My brother’s voice took on a hint of menacing secrecy, saying: “Many people have doubts about Abdel Amer.”
“And you?”
“I’m alive.”
“Alhamdulillah,”
I said.
“I work for the president.”
“Saddam?”
“Yes.”
“Doing what?”
“Whatever he wants me to do.”
My new apartment, the apartment I chose to hide from Bashar and from Nadia, was a loft midway up a twelve-story renovated factory building in Wrigleyville. From its bank of big plate-glass windows I could see directly into the far upper-deck seats of the baseball park. I paced to within an arm’s reach of the window and leaned the weight of my body against my outstretched arm, my hand pressing flat on the cold, thick glass. A ring of frost formed on the outside of the window in a halo around the heat of my fingers so that when, a moment later, I took my hand away, a negative imprint remained. The Cubs weren’t playing. It was February, not yet even spring training. Snow covered the field. Snow covered the folded-up stadium seats. The dark amphitheater of the stadium seemed to me like a heroic temple whose god had abandoned it.
“We want you to work for us.”
“We who?”
“Iraq.”
“Iraq needs a doctor?”
“Saddam needs better information on America.”
“No,” I said.
“Don’t say no. Not yet. Come home for father’s funeral next week.”
“No,” I said again, thinking of Annie in her jail cell.
“Don’t say no so quickly,” my brother told me. “I’ll call you tomorrow for your answer and then we’ll arrange a plane ticket to Baghdad. We’ll be able to speak in more detail.”

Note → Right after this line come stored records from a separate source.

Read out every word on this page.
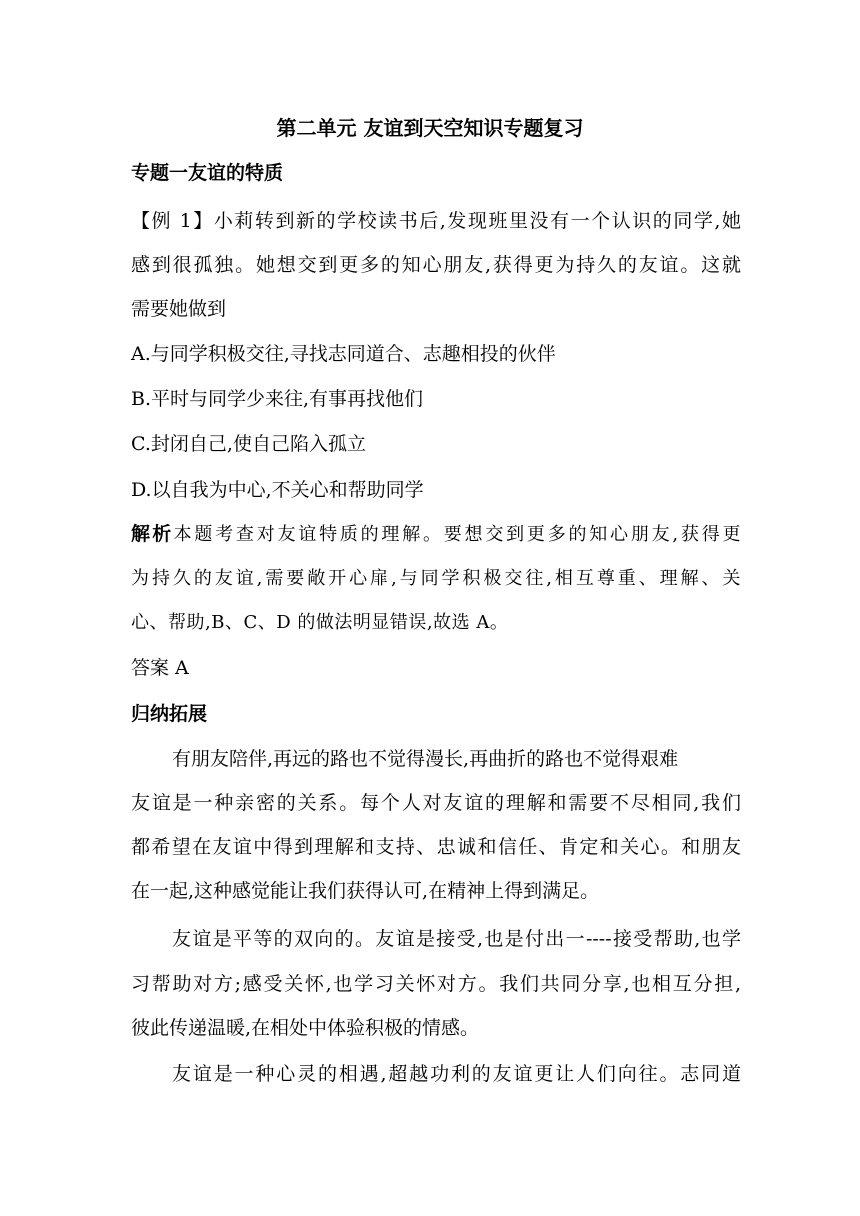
第二单元 友谊到天空知识专题复习

专题一友谊的特质

【例 1】小莉转到新的学校读书后,发现班里没有一个认识的同学,她

感到很孤独。她想交到更多的知心朋友,获得更为持久的友谊。这就

需要她做到

A.与同学积极交往,寻找志同道合、志趣相投的伙伴

B.平时与同学少来往,有事再找他们

C.封闭自己,使自己陷入孤立

D.以自我为中心,不关心和帮助同学

解析本题考查对友谊特质的理解。要想交到更多的知心朋友,获得更

为持久的友谊,需要敞开心扉,与同学积极交往,相互尊重、理解、关

心、帮助,B、C、D 的做法明显错误,故选 A。

答案 A

归纳拓展

有朋友陪伴,再远的路也不觉得漫长,再曲折的路也不觉得艰难

友谊是一种亲密的关系。每个人对友谊的理解和需要不尽相同,我们

都希望在友谊中得到理解和支持、忠诚和信任、肯定和关心。和朋友

在一起,这种感觉能让我们获得认可,在精神上得到满足。

友谊是平等的双向的。友谊是接受,也是付出一----接受帮助,也学

习帮助对方;感受关怀,也学习关怀对方。我们共同分享,也相互分担,

彼此传递温暖,在相处中体验积极的情感。

友谊是一种心灵的相遇,超越功利的友谊更让人们向往。志同道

I said no again but Yasin had already hung up the line.
I couldn’t go to the jail to see Annie, to not-see Annie, as was usual—not after such news, so many things all at once. The well-established order of my world had been rocked: my father was dead, my brother was alive, and Saddam wanted me to spy on America. That’s why I skipped that one day out of all those hundred days—the day when, according to the desk sergeant, Annie actually came out from her cell to visit me.